A morning drive took us about 25 miles south of the small town of Rushville, population 1000, also dominated by huge grain elevators. This lake, Smith Lake, was once part of a large ranch and is now open to the public (few and far between!) for picnicking and boating. It was mostly frozen over but a few hardy Canada geese were honking nearby. We welcomed this break from the usual miles of prairie and gently rolling hills. I'm amazed at how far apart each ranch house and accompanying out-buildings with their piles of farm machinery are from the next ranch and buildings and machinery. One fellow we met the other day said he managed a 7000 acre ranch! And his house is in the middle of all that land!

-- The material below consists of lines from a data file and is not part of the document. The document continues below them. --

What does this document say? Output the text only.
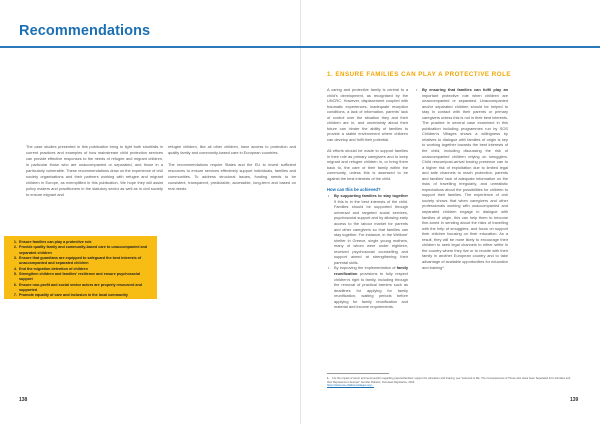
Recommendations

The case studies presented in this publication bring to light both shortfalls in current practices and examples of how mainstream child protection services can provide effective responses to the needs of refugee and migrant children, in particular those who are unaccompanied or separated, and those in a particularly vulnerable. These recommendations draw on the experience of civil society organisations and their partners working with refugee and migrant children in Europe, as exemplified in this publication. We hope they will assist policy makers and practitioners in the statutory sector as well as in civil society to ensure migrant and

refugee children, like all other children, have access to protection and quality family and community-based care in European countries.

The recommendations require States and the EU to invest sufficient resources to ensure services effectively support individuals, families and communities. To address structural issues, funding needs to be consistent, transparent, predictable, accessible, long-term and based on real needs.

1. Ensure families can play a protective role
2. Provide quality family and community-based care to unaccompanied and separated children
3. Ensure that guardians are equipped to safeguard the best interests of unaccompanied and separated children
4. End the migration detention of children
5. Strengthen children and families' resilience and ensure psychosocial support
6. Ensure non-profit and social sector actors are properly resourced and supported
7. Promote equality of care and inclusion in the local community
138
1. ENSURE FAMILIES CAN PLAY A PROTECTIVE ROLE

A caring and protective family is central to a child's development, as recognised by the UNCRC. However, displacement coupled with traumatic experiences, inadequate reception conditions, a lack of information, parents' lack of control over the situation they and their children are in, and uncertainty about their future can hinder the ability of families to provide a stable environment where children can develop and fulfil their potential.

All efforts should be made to support families in their role as primary caregivers and to keep migrant and refugee children in, or bring them back to, the care of their family within the community, unless this is assessed to be against the best interests of the child.

How can this be achieved?
• By supporting families to stay together if this is in the best interests of the child. Families should be supported through universal and targeted social services, psychosocial support and by allowing early access to the labour market for parents and other caregivers so that families can stay together. For instance, in the Welkom' shelter in Greece, single young mothers, many of whom were under eighteen, received psychosocial counselling and support aimed at strengthening their parental skills.
• By improving the implementation of family reunification provisions to fully respect children's right to family, including through the removal of practical barriers such as deadlines for applying for family reunification, waiting periods before applying for family reunification and material and income requirements.
• By ensuring that families can fulfil play an important protective role when children are unaccompanied or separated. Unaccompanied and/or separated children should be helped to stay in contact with their parents or primary caregivers unless this is not in their best interests. The practice in several case examined in this publication including programmes run by SOS Children's Villages shows a willingness by relatives to dialogue with families of origin is key to working together towards the best interests of the child, including discussing the risk of unaccompanied children relying on smugglers. Child rescue/post-arrival tracing presence can to a higher risk of exploitation due to limited legal and safe channels to reach protection, parents and families' lack of adequate information on the risks of travelling irregularly, and unrealistic expectations about the possibilities for children to support their families. The experience of civil society shows that when caregivers and other professionals working with unaccompanied and separated children engage in dialogue with families of origin, this can help them to become fine-tuned in sending about the risks of travelling with the help of smugglers, and focus on support their children focusing on their education. As a result, they will be more likely to encourage their children to seek legal channels to either settle in the country where they live or to reunite with their family in another European country and to take advantage of available opportunities for education and training¹.

1. For the impact of return and reconnection regarding parents/families' support for education and training, see "Listened to Me: The Consequences of Those who Have been Separated from Families and their Represents in Europe" Jennifer Roberts, Overseas Dignitaries, 2019
https://www.sos-childrensvillages.org/...

139
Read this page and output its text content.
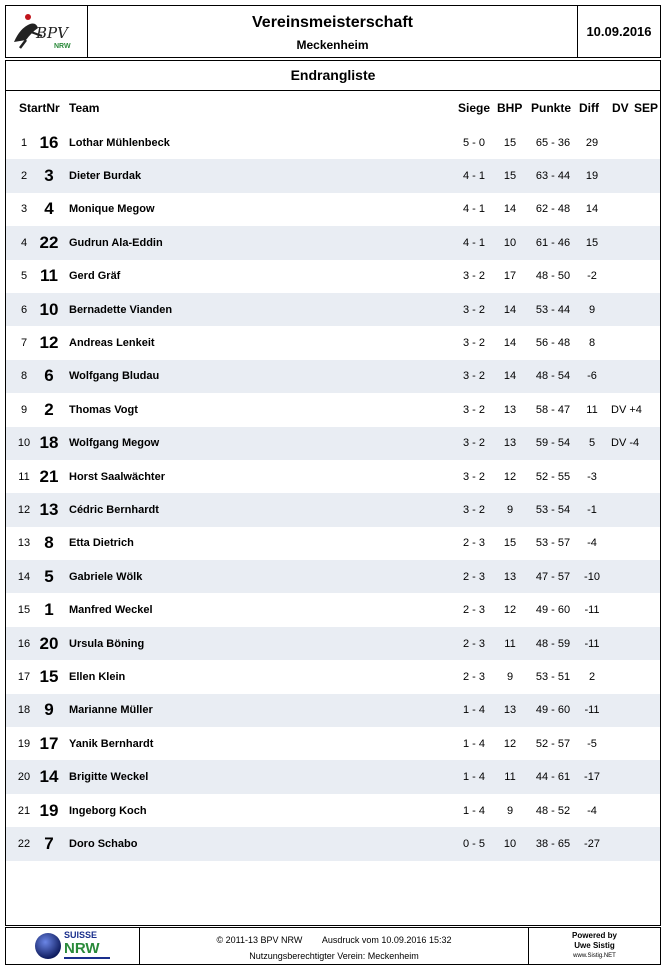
BPV
NRW
Vereinsmeisterschaft
Meckenheim
10.09.2016
Endrangliste
StartNr Team	Siege BHP Punkte Diff DV SEP
1 16 Lothar Mühlenbeck	5 - 0	15	65 - 36	29
2	3	Dieter Burdak	4 - 1	15	63 - 44	19
3	4	Monique Megow	4 - 1	14	62 - 48	14
4 22 Gudrun Ala-Eddin	4 - 1	10	61 - 46	15
5 11	Gerd Gräf	3 - 2	17	48 - 50	-2
6 10 Bernadette Vianden	3 - 2	14	53 - 44	9
7 12 Andreas Lenkeit	3 - 2	14	56 - 48	8
8	6	Wolfgang Bludau	3 - 2	14	48 - 54	-6
9	2	Thomas Vogt	3 - 2	13	58 - 47	11	DV +4
10 18 Wolfgang Megow	3 - 2	13	59 - 54	5	DV -4
11 21 Horst Saalwächter	3 - 2	12	52 - 55	-3
12 13 Cédric Bernhardt	3 - 2	9	53 - 54	-1
13 8	Etta Dietrich	2 - 3	15	53 - 57	-4
14 5	Gabriele Wölk	2 - 3	13	47 - 57	-10
15 1	Manfred Weckel	2 - 3	12	49 - 60	-11
16 20 Ursula Böning	2 - 3	11	48 - 59	-11
17 15 Ellen Klein	2 - 3	9	53 - 51	2
18 9	Marianne Müller	1 - 4	13	49 - 60	-11
19 17 Yanik Bernhardt	1 - 4	12	52 - 57	-5
20 14 Brigitte Weckel	1 - 4	11	44 - 61	-17
21 19 Ingeborg Koch	1 - 4	9	48 - 52	-4
22 7	Doro Schabo	0 - 5	10	38 - 65	-27
SUISSE
NRW	© 2011-13 BPV NRW Ausdruck vom 10.09.2016 15:32
Nutzungsberechtigter Verein: Meckenheim
Powered by
Uwe Sistig
www.Sistig.NET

It would be a lonely existence for some. It makes me think of all those very early homesteaders who came on the Oregon Trail; in fact, many of the ranchers around here are descendants of those pioneers and still farm the same land. Though we were initially bored with the sameness of this vast land, we have since begun to see beauty all around us, noticing things we didn't see before. We are thankful for our time here!